Les fjords se succèdent en chapelets, profonds à perte de vue, encaissés de hautes montagnes abruptes aux découpes brutales rocailleuses couvertes de conifères ; dans l’eau sombre et froide, en tous lieux des bateaux indispensables à la pêche vitale alimentaire et aux déplacements. Peu de petits villages, les immensités de forêt règnent en maître.

On marque une pause devant la stèle du Cercle Polaire, symbole mythique, non sans émotion ; encore loin devant, lentement, on traverse Trömse, dernière petite ville, à cheval sur un fjord, entourée de montagnes toujours plus ou moins enneigées même en été ; toutes les maisons de bois peintes sont multicolores ; la vie s’est installée ici il y a 6 000 ans ; ce devait être très rude !

On longe les îles Lofoten, par dizaines, petits îlots rocheux qui émergent de la mer, ensoleillés de jaune doré, d’orangé, de reflets miroirs ; des Vikings ont-ils fracassé leurs drakkars contre ce fantastique chambardement géologique ? c’est plus que probable…

Encore un long chemin tout aussi périlleux et enfin le panneau affiche en plusieurs langues ; « ici commence la Laponie » ; j’y suis !

Mini hameau de maisons de bois ; on me présente mon guide, un jeune homme du crû ; le traineau nous attend, huit chiens magnifiques piaffent d’impatience ; c’est parti, emmitouflée dans des couvertures de fourrure.

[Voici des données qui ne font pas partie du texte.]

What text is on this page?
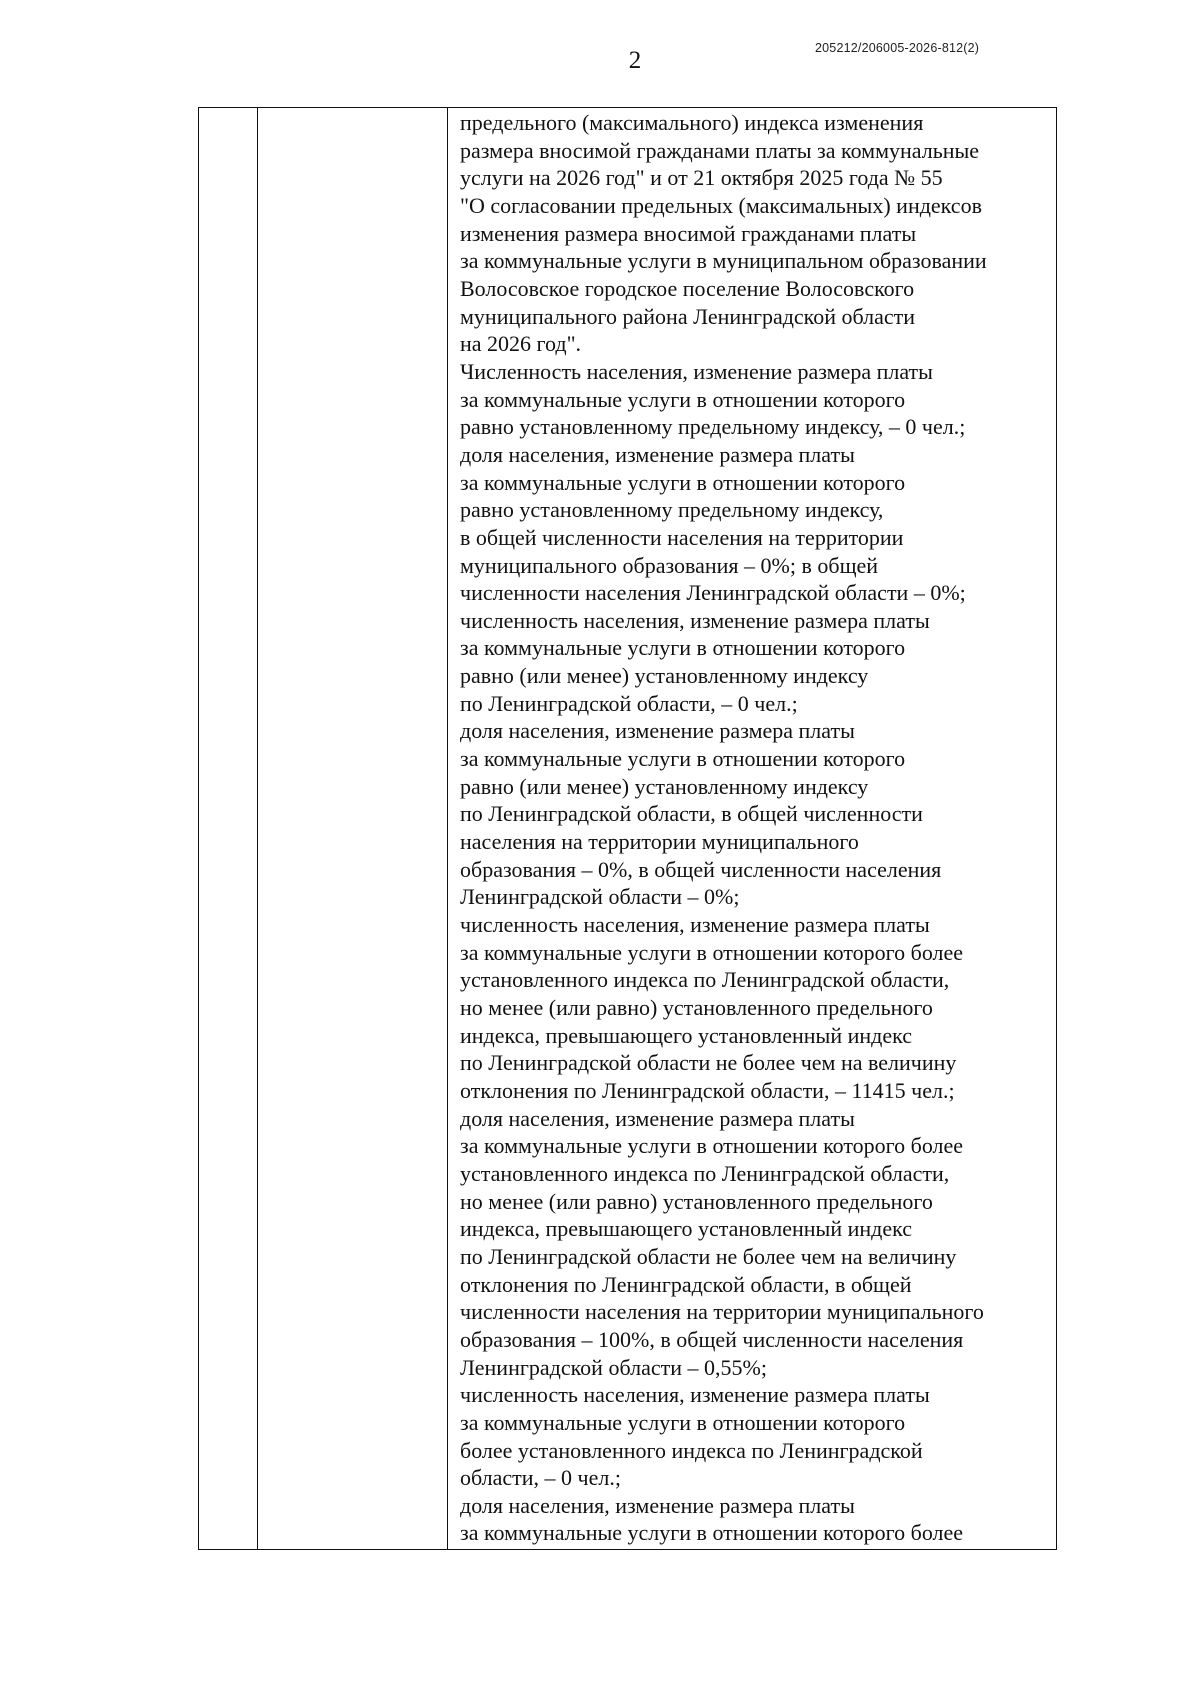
2	205212/206005-2026-812(2)
предельного (максимального) индекса изменения
размера вносимой гражданами платы за коммунальные
услуги на 2026 год" и от 21 октября 2025 года № 55
"О согласовании предельных (максимальных) индексов
изменения размера вносимой гражданами платы
за коммунальные услуги в муниципальном образовании
Волосовское городское поселение Волосовского
муниципального района Ленинградской области
на 2026 год".
Численность населения, изменение размера платы
за коммунальные услуги в отношении которого
равно установленному предельному индексу, – 0 чел.;
доля населения, изменение размера платы
за коммунальные услуги в отношении которого
равно установленному предельному индексу,
в общей численности населения на территории
муниципального образования – 0%; в общей
численности населения Ленинградской области – 0%;
численность населения, изменение размера платы
за коммунальные услуги в отношении которого
равно (или менее) установленному индексу
по Ленинградской области, – 0 чел.;
доля населения, изменение размера платы
за коммунальные услуги в отношении которого
равно (или менее) установленному индексу
по Ленинградской области, в общей численности
населения на территории муниципального
образования – 0%, в общей численности населения
Ленинградской области – 0%;
численность населения, изменение размера платы
за коммунальные услуги в отношении которого более
установленного индекса по Ленинградской области,
но менее (или равно) установленного предельного
индекса, превышающего установленный индекс
по Ленинградской области не более чем на величину
отклонения по Ленинградской области, – 11415 чел.;
доля населения, изменение размера платы
за коммунальные услуги в отношении которого более
установленного индекса по Ленинградской области,
но менее (или равно) установленного предельного
индекса, превышающего установленный индекс
по Ленинградской области не более чем на величину
отклонения по Ленинградской области, в общей
численности населения на территории муниципального
образования – 100%, в общей численности населения
Ленинградской области – 0,55%;
численность населения, изменение размера платы
за коммунальные услуги в отношении которого
более установленного индекса по Ленинградской
области, – 0 чел.;
доля населения, изменение размера платы
за коммунальные услуги в отношении которого более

Petite maison, pièce unique toute meublée de bois, sols parquetés et couverts de tissus épais et fourrures, la cheminée flambe, douce chaleur magique.
Ici la fourrure n’est pas un signe ostentatoire de richesse ni de trophée de safari de luxe ; sa présence est des plus fonctionnelle.
On parle tous les deux un anglais approximatif ! repas, je me couche dans le lit, lui sur un genre de banc avec coussins.
Dehors, il prend tout son temps à s’occuper de sa meute ; d’abord ils le méritent pour leur travail si précieux et puis je les soupçonne de liens affectifs, même si ni les animaux ni l’homme ne le manifestent.

Autre particularité des plus déstabilisante mais passionnante ; ici en été le soleil ne se couche pas ; il plonge vers l’horizon, de terre ou de mer, puis remonte lentement dans le ciel d’un bleu clair merveilleux ; pas de nuit mais soleil de minuit ; l’inconvénient pour nous est de ne plus être régulé par l’astre de Lumière ; on se lève le matin, on se couche la nuit ; pas ici ; on doit écouter son corps, son horloge biologique et ne pas s’épuiser à retarder le repos « d’un peu encore »…
Je me laisse bercer par les flammes dansantes, puis me tourne pour me protéger les yeux et trouver le sommeil, je flotte, déguste ce repos après tant de péripéties ; hier j’étais encore en Provence et maintenant suis au bout du monde, en terres inconnues mais que je désirais tant depuis longtemps, quel voyage !

Je n’ai pas entendu le parquet crisser, plus agile qu’un chat, seulement senti un léger courant d’air derrière moi, puis le contact d’un corps nu, chaud, puis ses mains, je ne résiste pas, partagée entre l’envie physique et la fatigue à lutter…

Je me réveille ; seule ; il a eu la délicatesse de s’éclipser ; le petit déjeuner est près ; je me régale ; et on repart.
J’ai des scrupules d’avoir cédé de suite, à son premier assaut, mais sous le charme des paysages, de l’ambiance, l’envie de découverte et l’appétit de mon corps…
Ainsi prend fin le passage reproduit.